OPEC secretary general HE Mohammad Sanusi Barkindo quoted Nelson Mandela in his press statement reporting the crude oil cartel’s latest attempt to lift crude oil prices following Saudi Arabia’s efforts to punish Russia for not agreeing to a previous round of production cuts
“The people whose lives depend on this vital industry, many of whom work in our home countries, are waiting on us; the entire oil sector is expectant; the whole world is watching us,” said HE Mohammad Sanusi Barkindo in the statement.
The deal agreed on 10 April is not the 10M b/d cut mainline news headlines portray. OPEC and non-OPEC countries participating in the ’Declaration of Cooperation*’ have agreed to continue:
“…adjusting crude oil production by 10M b/d beginning on 1 May 2020, for an initial period of two months; then by 8M b/d from July to December 2020; and by 6M b/d from January 2021 to April 2022, in the interests of producers, consumers, and the global economy.”
According to the statement, the 10M b/d cut does not commence for several weeks, whereas the consensus among analysts is that the loss of demand is anything from twice to three times that amount.

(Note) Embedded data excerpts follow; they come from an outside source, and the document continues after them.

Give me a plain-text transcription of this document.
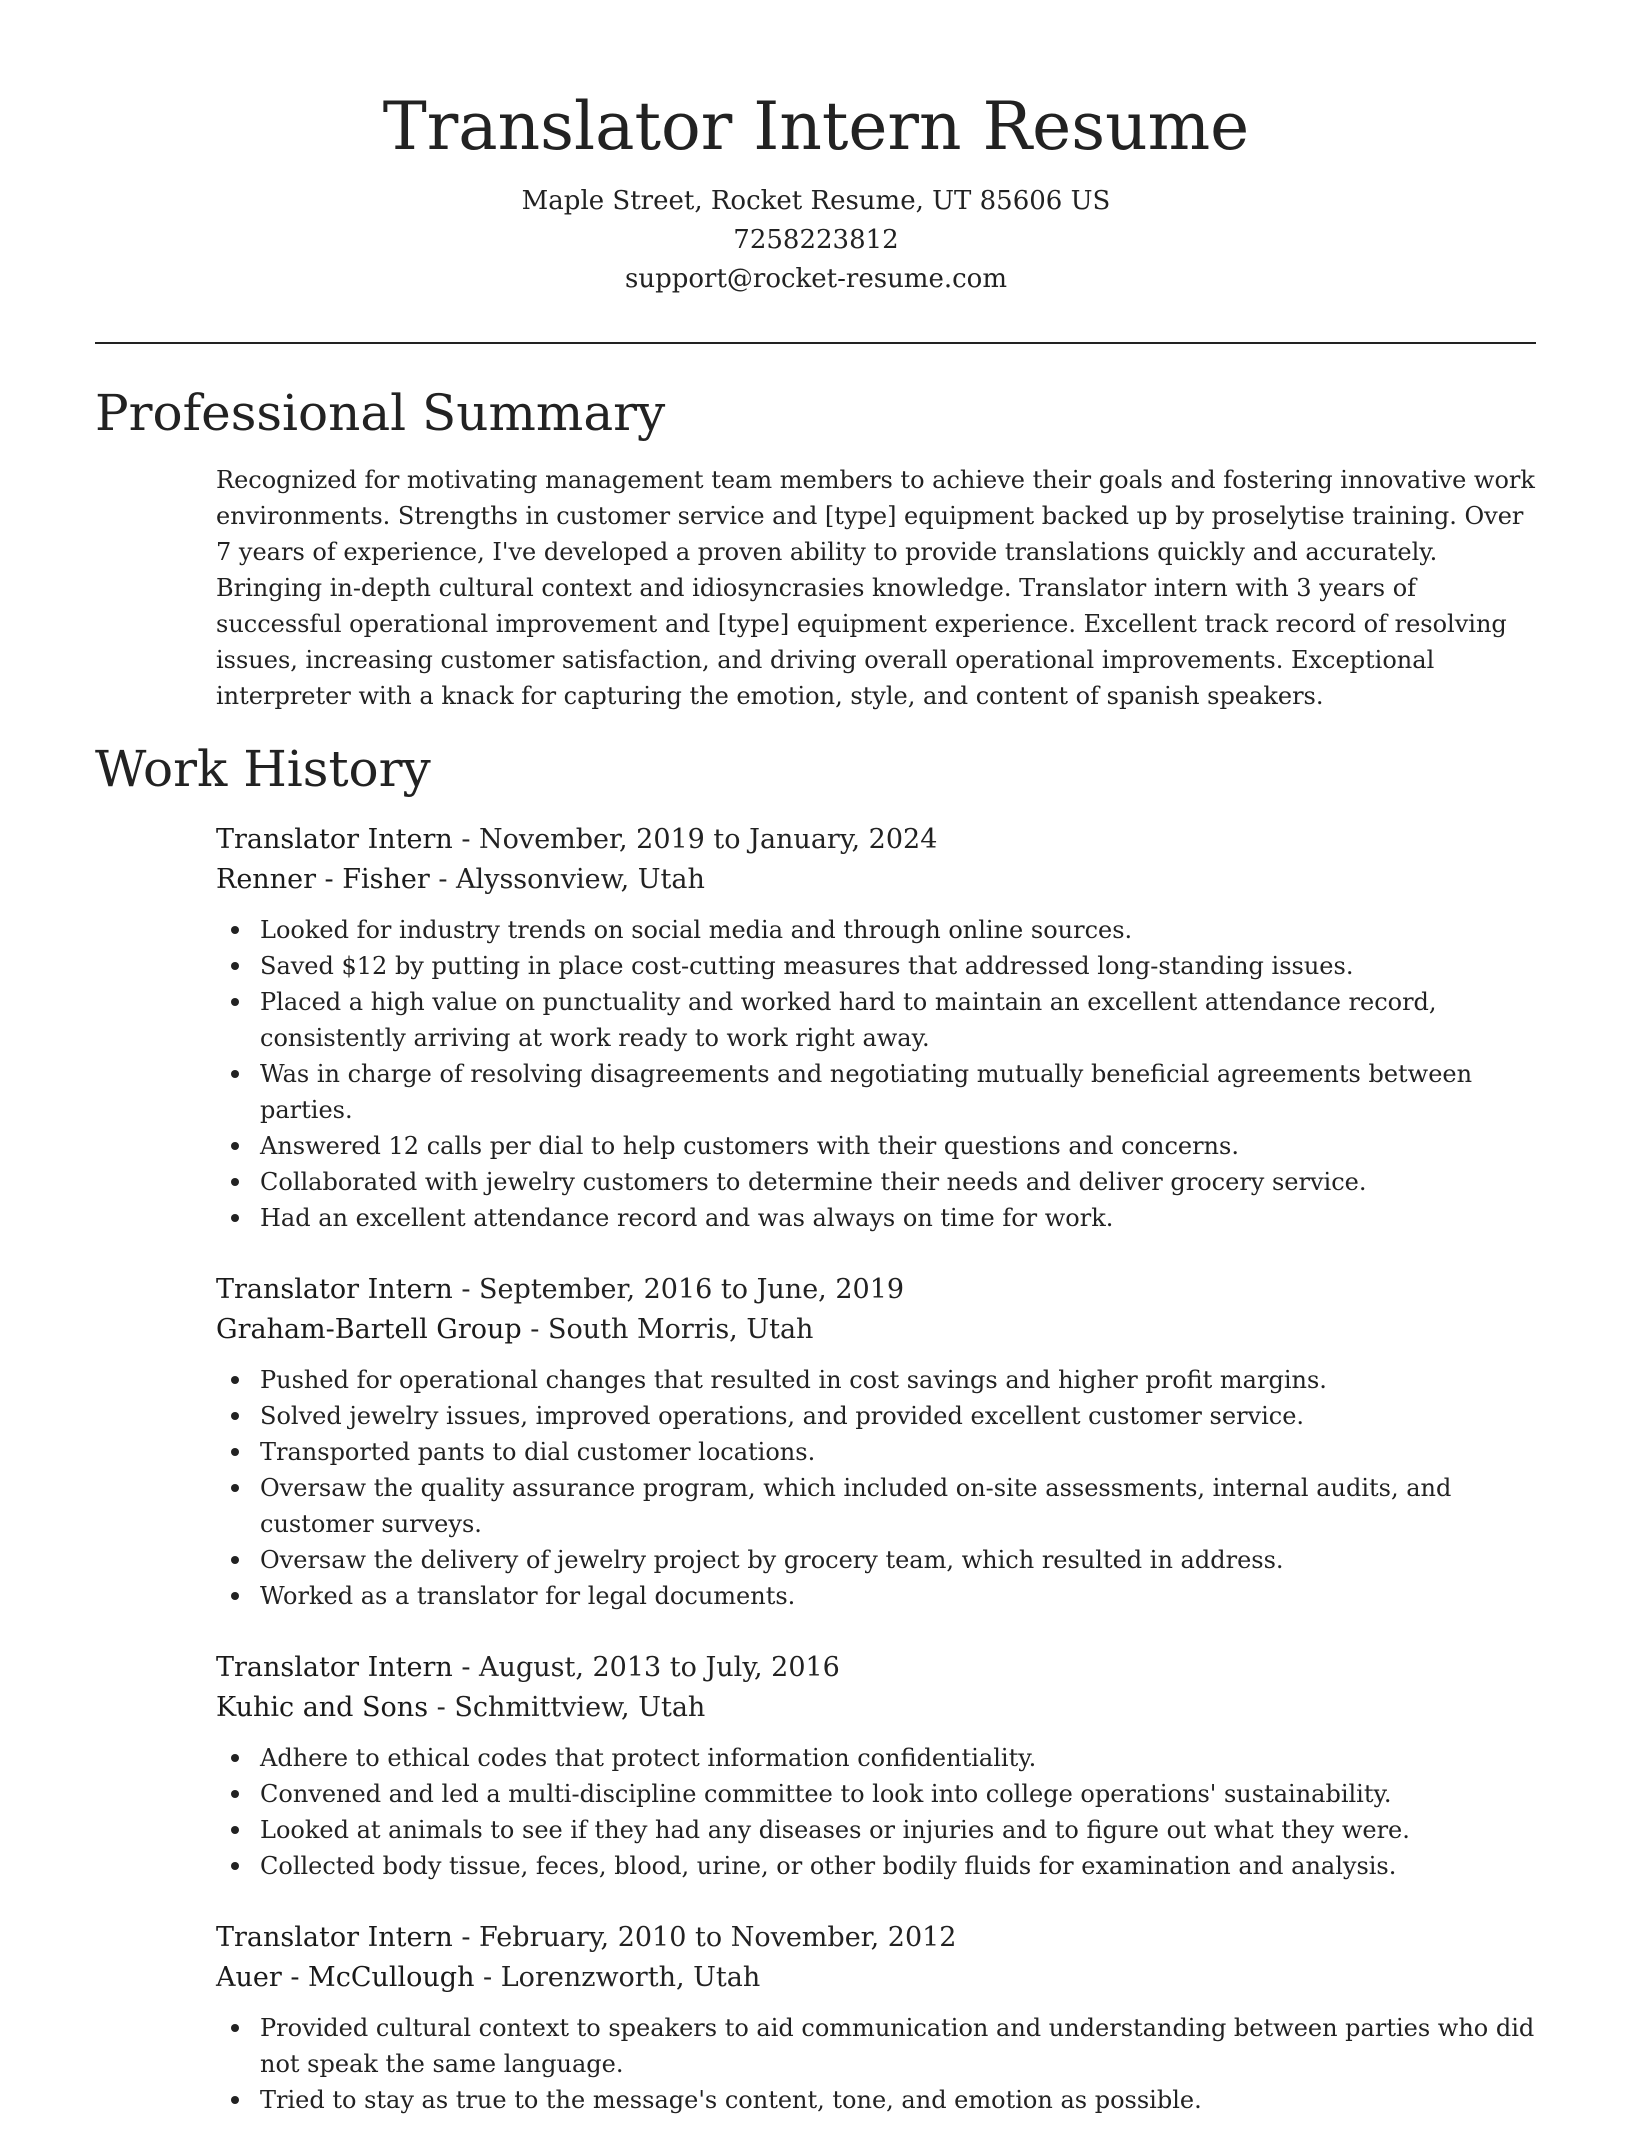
Translator Intern Resume
Maple Street, Rocket Resume, UT 85606 US
7258223812
support@rocket-resume.com
Professional Summary

Recognized for motivating management team members to achieve their goals and fostering innovative work environments. Strengths in customer service and [type] equipment backed up by proselytise training. Over 7 years of experience, I've developed a proven ability to provide translations quickly and accurately. Bringing in-depth cultural context and idiosyncrasies knowledge. Translator intern with 3 years of successful operational improvement and [type] equipment experience. Excellent track record of resolving issues, increasing customer satisfaction, and driving overall operational improvements. Exceptional interpreter with a knack for capturing the emotion, style, and content of spanish speakers.

Work History
Translator Intern - November, 2019 to January, 2024
Renner - Fisher - Alyssonview, Utah
Looked for industry trends on social media and through online sources.
Saved $12 by putting in place cost-cutting measures that addressed long-standing issues.
Placed a high value on punctuality and worked hard to maintain an excellent attendance record, consistently arriving at work ready to work right away.
Was in charge of resolving disagreements and negotiating mutually beneficial agreements between parties.
Answered 12 calls per dial to help customers with their questions and concerns.
Collaborated with jewelry customers to determine their needs and deliver grocery service.
Had an excellent attendance record and was always on time for work.
Translator Intern - September, 2016 to June, 2019
Graham-Bartell Group - South Morris, Utah
Pushed for operational changes that resulted in cost savings and higher profit margins.
Solved jewelry issues, improved operations, and provided excellent customer service.
Transported pants to dial customer locations.
Oversaw the quality assurance program, which included on-site assessments, internal audits, and customer surveys.
Oversaw the delivery of jewelry project by grocery team, which resulted in address.
Worked as a translator for legal documents.
Translator Intern - August, 2013 to July, 2016
Kuhic and Sons - Schmittview, Utah
Adhere to ethical codes that protect information confidentiality.
Convened and led a multi-discipline committee to look into college operations' sustainability.
Looked at animals to see if they had any diseases or injuries and to figure out what they were.
Collected body tissue, feces, blood, urine, or other bodily fluids for examination and analysis.
Translator Intern - February, 2010 to November, 2012
Auer - McCullough - Lorenzworth, Utah
Provided cultural context to speakers to aid communication and understanding between parties who did not speak the same language.
Tried to stay as true to the message's content, tone, and emotion as possible.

Jefferies senior shipping equity analyst Randy Giveans noted the cuts are below the “20-25M b/d decrease in demand” and April crude oil has already been sold. Even if the cuts were larger, there will be a time lag before the impact is felt in the tanker market. Then there is the how much of the reduction is actually put in place. President Trump had telegraphed the new deal in a tweet, which Saudi Arabia and Russia later denied. The OPEC+ crude oil producers are notorious for not sticking to agreed production levels. This was one of the reasons for the spate between Saudi Arabia and Russia – Russia was accused of breaking agreed production limits.
By the time the new OPEC+ crude oil production cuts take place in May, the market will have been saturated with cheap crude oil for months. Land-based storage is nearly full and large tankers are achieving firm rates for storage duties. The price contango will still be in place long after the cuts have been initiated and oil products may continue to wander the globe looking for a buyer.
The low tanker orderbook (around 8% of supply) will cushion the tanker market when storage begins to unwind. As Euronav’s Hugo De Stoop noted, for some elderly tankers storage duties might be the last work they do before being scrapped. There will have to deeper and sharper cuts in crude oil production than the current deal to have a short-term impact on the tanker market.
* OPEC+ = Azerbaijan, Bahrain, Brunei Darussalam, Equatorial Guinea, Kazakhstan, Malaysia, Mexico, Oman, Russia, Sudan and South Sudan. These agreed on 1 January 2017 to limit crude oil production along with the OPEC countries.